Hildéric

Un article de Wikipédia, l'encyclopédie libre.
Aller à : navigation, rechercher
Hildéric
Une pièce frappée au nom de Hildéric (Hildirix) et portant son effigie.
Une pièce frappée au nom de Hildéric (Hildirix) et portant son effigie.
Titre
Roi des Vandales et des Alains
Prédécesseur Thrasamund
Successeur Gélimer
Biographie
Titre complet Rex Wandalorum Et Alanorum
Dynastie Hasdings
Théodosiens
Date de naissance
Date de décès
Père Hunéric
Mère Eudocia
Résidence Carthage

Hildéric (c. 460-533), était l'avant-dernier roi des Vandales et des Alains (523-530). Bien que mort au moment où le royaume vandale a été renversé en 534, il a néanmoins joué un rôle clé dans cet événement.

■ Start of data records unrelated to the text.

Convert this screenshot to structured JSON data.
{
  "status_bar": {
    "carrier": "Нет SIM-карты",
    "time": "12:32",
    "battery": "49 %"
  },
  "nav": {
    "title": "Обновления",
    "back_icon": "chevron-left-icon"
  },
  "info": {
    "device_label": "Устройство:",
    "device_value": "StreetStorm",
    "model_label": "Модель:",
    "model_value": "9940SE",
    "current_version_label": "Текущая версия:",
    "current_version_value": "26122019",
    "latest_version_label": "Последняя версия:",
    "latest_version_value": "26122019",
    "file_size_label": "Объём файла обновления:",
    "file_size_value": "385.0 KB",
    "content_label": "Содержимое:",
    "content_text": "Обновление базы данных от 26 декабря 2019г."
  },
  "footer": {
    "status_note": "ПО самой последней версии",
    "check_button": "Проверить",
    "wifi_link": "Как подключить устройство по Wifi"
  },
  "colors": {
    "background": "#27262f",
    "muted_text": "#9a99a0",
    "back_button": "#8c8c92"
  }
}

Biographie[modifier | modifier le code]

Hildéric était le petit-fils du roi Genséric, fondateur du royaume vandale. Son père était Hunéric, et sa mère était Eudocia, la fille de l'empereur romain Valentinien III et Licinia Eudoxia[1]. La plupart des Vandales étaient ariens et persécutaient les catholiques, mais Hildéric les favorisa, car étant la religion de sa mère, rendant son accession au trône controversée. Peu après être devenu roi, Hildéric fit emprisonner la veuve de son prédécesseur, Amalafrida; il a échappé à la guerre avec son frère, le roi gothique Théoderic le Grand, seulement par la mort de ce dernier en 526[2].

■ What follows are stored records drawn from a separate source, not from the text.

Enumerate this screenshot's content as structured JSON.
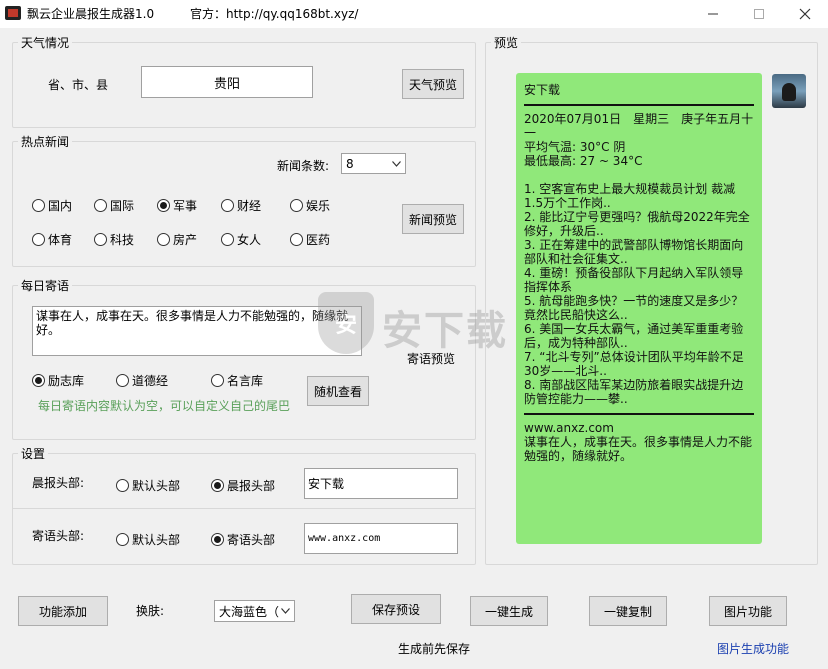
{
  "window": {
    "title": "飘云企业晨报生成器1.0",
    "official": "官方：http://qy.qq168bt.xyz/"
  },
  "weather": {
    "group_label": "天气情况",
    "region_label": "省、市、县",
    "city_value": "贵阳",
    "preview_button": "天气预览"
  },
  "news": {
    "group_label": "热点新闻",
    "count_label": "新闻条数:",
    "count_value": "8",
    "categories": [
      {
        "label": "国内",
        "checked": false
      },
      {
        "label": "国际",
        "checked": false
      },
      {
        "label": "军事",
        "checked": true
      },
      {
        "label": "财经",
        "checked": false
      },
      {
        "label": "娱乐",
        "checked": false
      },
      {
        "label": "体育",
        "checked": false
      },
      {
        "label": "科技",
        "checked": false
      },
      {
        "label": "房产",
        "checked": false
      },
      {
        "label": "女人",
        "checked": false
      },
      {
        "label": "医药",
        "checked": false
      }
    ],
    "preview_button": "新闻预览"
  },
  "quote": {
    "group_label": "每日寄语",
    "text": "谋事在人，成事在天。很多事情是人力不能勉强的，随缘就好。",
    "preview_button": "寄语预览",
    "sources": [
      {
        "label": "励志库",
        "checked": true
      },
      {
        "label": "道德经",
        "checked": false
      },
      {
        "label": "名言库",
        "checked": false
      }
    ],
    "random_button": "随机查看",
    "hint": "每日寄语内容默认为空，可以自定义自己的尾巴"
  },
  "settings": {
    "group_label": "设置",
    "morning_header_label": "晨报头部:",
    "morning_options": [
      {
        "label": "默认头部",
        "checked": false
      },
      {
        "label": "晨报头部",
        "checked": true
      }
    ],
    "morning_header_value": "安下载",
    "quote_header_label": "寄语头部:",
    "quote_options": [
      {
        "label": "默认头部",
        "checked": false
      },
      {
        "label": "寄语头部",
        "checked": true
      }
    ],
    "quote_header_value": "www.anxz.com"
  },
  "preview": {
    "group_label": "预览",
    "header": "安下载",
    "date_line": "2020年07月01日　星期三　庚子年五月十一",
    "temp_avg": "平均气温: 30°C 阴",
    "temp_range": "最低最高: 27 ~ 34°C",
    "news_items": [
      "1. 空客宣布史上最大规模裁员计划 裁减1.5万个工作岗..",
      "2. 能比辽宁号更强吗？俄航母2022年完全修好，升级后..",
      "3. 正在筹建中的武警部队博物馆长期面向部队和社会征集文..",
      "4. 重磅！预备役部队下月起纳入军队领导指挥体系",
      "5. 航母能跑多快？一节的速度又是多少？竟然比民船快这么..",
      "6. 美国一女兵太霸气，通过美军重重考验后，成为特种部队..",
      "7. “北斗专列”总体设计团队平均年龄不足30岁——北斗..",
      "8. 南部战区陆军某边防旅着眼实战提升边防管控能力——攀.."
    ],
    "footer_site": "www.anxz.com",
    "footer_quote": "谋事在人，成事在天。很多事情是人力不能勉强的，随缘就好。"
  },
  "toolbar": {
    "add_feature": "功能添加",
    "skin_label": "换肤:",
    "skin_value": "大海蓝色（",
    "save_preset": "保存预设",
    "generate": "一键生成",
    "copy": "一键复制",
    "image_feature": "图片功能"
  },
  "status": {
    "save_hint": "生成前先保存",
    "image_link": "图片生成功能"
  },
  "watermark": {
    "shield_char": "安",
    "text": "安下载"
  },
  "colors": {
    "bubble": "#90e87a",
    "hint": "#5aa05a",
    "link": "#1a3fb0"
  }
}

Le règne de Hildéric fut remarquable pour les excellentes relations de son royaume avec l'Empire romain d'Orient. Procope écrit qu'il était « uni par les liens étroits de l'amitié et de l'hospitalité avec Justinien », notant que Hildéric et Justinien « entretenaient, par de magnifiques présents, leur attachement réciproque »[3]. Hildéric permit à un nouvel évêque catholique de prendre ses fonctions dans la capitale vandale de Carthage, et de nombreux Vandales commencèrent à se convertir au catholicisme, à l'effroi de la noblesse vandale.

Au moment où il a été affecté à la couronne, Hildéric était au moins dans la cinquantaine, sinon plus de 60 ans. Pour cette raison, selon Procope, il se désintéressait des opérations militaires des Vandales et les a laissé à charge d'autres membres de la famille, dont Procope choisit de mentionner son neveu, Hoamer[4].

Après 7 ans sur le trône, Hildéric a été victime d'une révolte menée par son cousin Gélimer, qui a mené le peuple dans une rébellion contre le roi vandale. Gélimer devient alors roi des Vandales et des Alains, et rétablit l'arianisme comme religion officielle du royaume. Il a emprisonné Hildéric, avec Hoamer et son frère Euagees mais ne l'a pas tué. Justinien protesta contre les actions de Gélimer, exigeant que Gelimer rende le royaume à Hilderic. Gelimer renvoya les représentants qui lui apportèrent ce message, creva les yeux de Hoamer, et plaça Hildéric et Euagees sous haute surveillance, affirmant qu'ils avaient planifié un coup d'État contre lui. Quand Justinien envoya une seconde ambassade pour protester contre ces actions, Gélimer répondit, en effet, que Justinien n'avait pas d'autorité pour faire ces demandes. Furieux de cette réponse, Justinien conclut rapidement sa guerre contre la Perse et prépara une expédition contre les Vandales en 533[5]. Une fois que Gélimer a appris l'arrivée de l'armée romaine, il a fait assassiner Hildéric, avec Euagees et d'autres partisans de Hildéric qu'il avait emprisonné[6].

Notes et références[modifier | modifier le code]

  1. Stewart I. Oost, Galla Placidia Augusta: A biographical essay (Chicago: University Press, 1968), p. 306.
  2. Herwig Wolfram, History of the Goths, traduit par Thomas J. Dunlap (Berkeley: University of California, 1988), p. 308.
  3. Procope, De Bellus III.9.5. Traduit par H.B. Dewing, Procopius (Cambridge: Loeb Classical Library, 1979), vol. 2 p. 85.
  4. Procope, III.9.1; traduit par Dewing, vol. 2 p. 83.
  5. Procope, III.9.6 - 26; traduit par Dewing, vol. 2 p. 85-91.
  6. Procope, III.17.11; traduit par Dewing, vol. 2, p. 153.